The expansion of restorative justice may lead—one hopes that it will—to cultural change. The new system has a greater coverage of offences, victims and offenders. It will place the onus upon the referring agency to take the initial action it believes is appropriate and, upon conclusion of the case, to determine its response if the outcomes are incomplete.

By expanding coverage to cases involving serious offences and adult offenders, such cases will be able to be referred to restorative justice during or after prosecution. In suitable cases, a restorative justice conference may be held in addition to the trial and sentencing of an offender. The restorative justice process is one that I think can be used by the criminal justice system to provide a more complete response to an offence in a way that increases the opportunities to satisfy victims, offenders and the community at large.

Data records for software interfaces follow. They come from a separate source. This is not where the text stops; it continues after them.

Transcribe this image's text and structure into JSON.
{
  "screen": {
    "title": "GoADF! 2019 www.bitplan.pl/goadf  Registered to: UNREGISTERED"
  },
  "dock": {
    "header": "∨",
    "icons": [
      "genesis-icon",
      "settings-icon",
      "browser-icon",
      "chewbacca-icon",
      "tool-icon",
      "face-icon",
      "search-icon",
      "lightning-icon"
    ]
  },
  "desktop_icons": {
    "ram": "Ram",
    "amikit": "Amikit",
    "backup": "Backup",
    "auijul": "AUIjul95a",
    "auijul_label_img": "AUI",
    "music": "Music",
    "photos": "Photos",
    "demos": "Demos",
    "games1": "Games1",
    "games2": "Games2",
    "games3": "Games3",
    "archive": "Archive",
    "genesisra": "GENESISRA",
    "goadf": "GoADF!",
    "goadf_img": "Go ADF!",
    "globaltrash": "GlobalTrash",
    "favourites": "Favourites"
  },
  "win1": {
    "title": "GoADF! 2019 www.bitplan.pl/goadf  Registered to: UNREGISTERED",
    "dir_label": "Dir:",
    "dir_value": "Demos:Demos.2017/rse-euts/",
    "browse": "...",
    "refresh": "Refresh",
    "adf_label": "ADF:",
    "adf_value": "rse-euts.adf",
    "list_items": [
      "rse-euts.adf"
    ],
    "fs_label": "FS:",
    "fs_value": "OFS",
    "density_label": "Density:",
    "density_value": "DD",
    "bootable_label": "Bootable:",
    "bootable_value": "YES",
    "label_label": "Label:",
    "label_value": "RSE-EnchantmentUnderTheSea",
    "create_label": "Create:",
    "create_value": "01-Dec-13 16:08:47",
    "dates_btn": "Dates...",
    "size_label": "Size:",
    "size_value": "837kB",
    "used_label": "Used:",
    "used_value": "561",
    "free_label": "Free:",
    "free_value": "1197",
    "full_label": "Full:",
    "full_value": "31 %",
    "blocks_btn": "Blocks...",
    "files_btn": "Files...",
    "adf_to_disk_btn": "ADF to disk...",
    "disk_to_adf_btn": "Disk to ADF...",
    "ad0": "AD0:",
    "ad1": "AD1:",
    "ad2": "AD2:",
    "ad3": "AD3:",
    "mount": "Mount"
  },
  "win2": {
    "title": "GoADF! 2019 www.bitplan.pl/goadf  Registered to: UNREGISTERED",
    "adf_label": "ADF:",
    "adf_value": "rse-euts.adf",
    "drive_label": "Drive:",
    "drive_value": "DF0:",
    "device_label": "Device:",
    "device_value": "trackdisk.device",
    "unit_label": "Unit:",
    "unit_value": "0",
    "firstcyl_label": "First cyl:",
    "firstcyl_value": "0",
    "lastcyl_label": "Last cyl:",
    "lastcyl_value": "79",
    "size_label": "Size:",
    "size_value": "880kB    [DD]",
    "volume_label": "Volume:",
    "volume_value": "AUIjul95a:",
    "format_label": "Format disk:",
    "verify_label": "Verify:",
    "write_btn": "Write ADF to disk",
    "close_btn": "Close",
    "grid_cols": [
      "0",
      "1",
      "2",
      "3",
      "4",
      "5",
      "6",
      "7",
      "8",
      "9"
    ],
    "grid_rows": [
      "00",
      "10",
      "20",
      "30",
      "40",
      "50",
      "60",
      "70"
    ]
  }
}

I might just say, acknowledging comments that have been made during the debate in relation to the sentencing review that the government has been involved in for some time, two years or thereabouts, that it is relevant to note that that sentencing review did, through its processes, lead to the development of the issues paper which is now being incorporated into legislation through this bill. There has been some implied and some quite direct criticism of the process that the government pursued in relation to sentencing. I think that with some of that criticism and some of the concerns that have been expressed about the time there has been a misunderstanding of the scope and the nature of the process and the scale of the task.

We have seen from exposure drafts that have been tabled by the government over the last six weeks the extent of the work involved in the review and the consolidation of the territory’s legislation in relation to sentencing. I might just say, without being unnecessarily defensive on behalf of officers, on behalf of the department of justice or, indeed, on my own behalf, that I think that the criticism is unwarranted and I certainly think that it is unfair. My comment on the unfairness is not so much in the context of unfairness to me, as I expect those sorts of responses. They are part and parcel, unfortunately, of the way we do business. But I really do think that it is unfair to the officers of the department of justice who have worked on the process for two years and have consulted broadly.

I do not think that there is a single stakeholder within the ACT community who not only has not been invited to be part and parcel of the process but also has chosen not to participate. We have brought together in a single piece of legislation all the law in the ACT relating to sentencing. I have indicated before that, essentially, that involved concertinaing and rationalising into a single piece of legislation 12 separate acts of the ACT. It was a major undertaking and we see that in the work that has been produced. The new sentencing package is close to 450 pages. I think that it is the single largest piece of legislation introduced into this Assembly in this term.